Responding to students in the midst of the crisis

Responding to students in the midst of the crisis

By UM News

Responding to students in the midst of the crisis

By UM News
Dr. Pat Whitely, vice president for student affairs, puts the needs of her students first.

After 38 years at the University of Miami, Dr. Pat Whitely, vice president for student affairs, has handled more than her share of crises: hurricanes, 9/11, the financial meltdown of 2008, the ValueJet crash in the Everglades following commencement in May of 1996. And, now she adds another to her list, COVID-19. "This is unlike anything I’ve seen in my career," she says. "Everything is moving so quickly, changing from one day to the next."

With no pandemic playbook, Whitely is following the north star that has always guided her—putting the needs of her students first and foremost. Working alongside university leadership, she quickly identified her three most immediate priorities: the health and safety of students, their academic continuity, and the Class of 2020 commencement.

Since the decision to move the spring semester to online instruction happened during spring break, Whitely and her team arranged for students to check out of their residence halls from a distance. Then, they locked up each student’s contents for safe keeping and pro-rated room, board and parking for the remainder of the school year.

For international students who aren’t able to return home and others who face extreme hardship, provisions have been made to allow them to continue to live on campus. Those 267 students are receiving two take-out meals a day, and are abiding by the strict social distancing practices that have been put into place.

In addition to ensuring that all students have access to the technology they need to continue their academic studies, Whitely and her team have moved many student services to online platforms. Students can connect virtually to counseling and health services. Even the 315 student organizations are carrying on, holding meetings via Zoom, creating budgets online and selecting next year’s leadership virtually.

"I am so proud of how my team has put its creativity and technical skills to the test. Every day they are coming to me with new and better ways for us to stay connected with our students and provide them the care and support they need at this time," Whitely says. "It’s extraordinary. Maintaining a sense of normalcy in these unprecedented times is so important."

As for commencement, Whitely is committed to providing the Class of 2020 the pomp and circumstance they’ve earned. "Our seniors are sad," she says. "They are going to finish their senior year safe and with their degrees, but certainly not in the way they envisioned or aspired." That’s why, come this December, the university will stage two full graduation ceremonies—one for the class that is graduating in the Fall of 2020 and a completely separate one to celebrate the Spring class of 2020.
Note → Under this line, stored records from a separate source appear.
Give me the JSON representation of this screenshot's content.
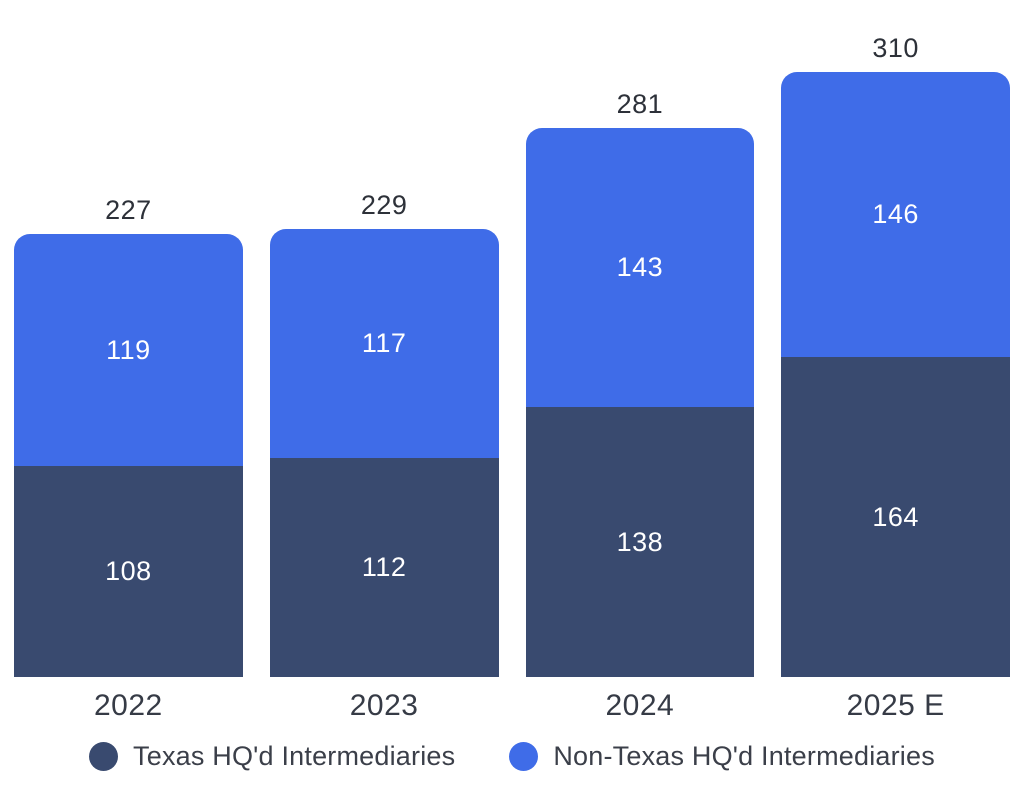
{
  "chart_data": {
    "type": "bar",
    "stacked": true,
    "orientation": "vertical",
    "title": "",
    "xlabel": "",
    "ylabel": "",
    "grid": false,
    "axes_hidden": true,
    "legend_position": "bottom",
    "value_labels": "inside-center",
    "total_labels": "above-bar",
    "categories": [
      "2022",
      "2023",
      "2024",
      "2025 E"
    ],
    "series": [
      {
        "name": "Texas HQ'd Intermediaries",
        "color": "#394a6f",
        "values": [
          108,
          112,
          138,
          164
        ]
      },
      {
        "name": "Non-Texas HQ'd Intermediaries",
        "color": "#3f6ce8",
        "values": [
          119,
          117,
          143,
          146
        ]
      }
    ],
    "totals": [
      227,
      229,
      281,
      310
    ],
    "inside_label_color": "#ffffff",
    "total_label_color": "#2d3139",
    "axis_label_color": "#363b46",
    "legend_text_color": "#3b3f49"
  }
}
When asked how people can help, Whitely says students are hurting. Many are facing new or escalating financial challenges. Her office is working hard to answer calls for emergency funds for food and housing as well as to replace lost wages. Scholarship support is more important than ever. And, she notes, for the graduating class, they are entering the job market at a difficult time. "Hire a ’Cane. Think of them for internships. Offer to be a mentor," she says. "This is very different than a hurricane. This is global, impacting everyone. We’re all in this together."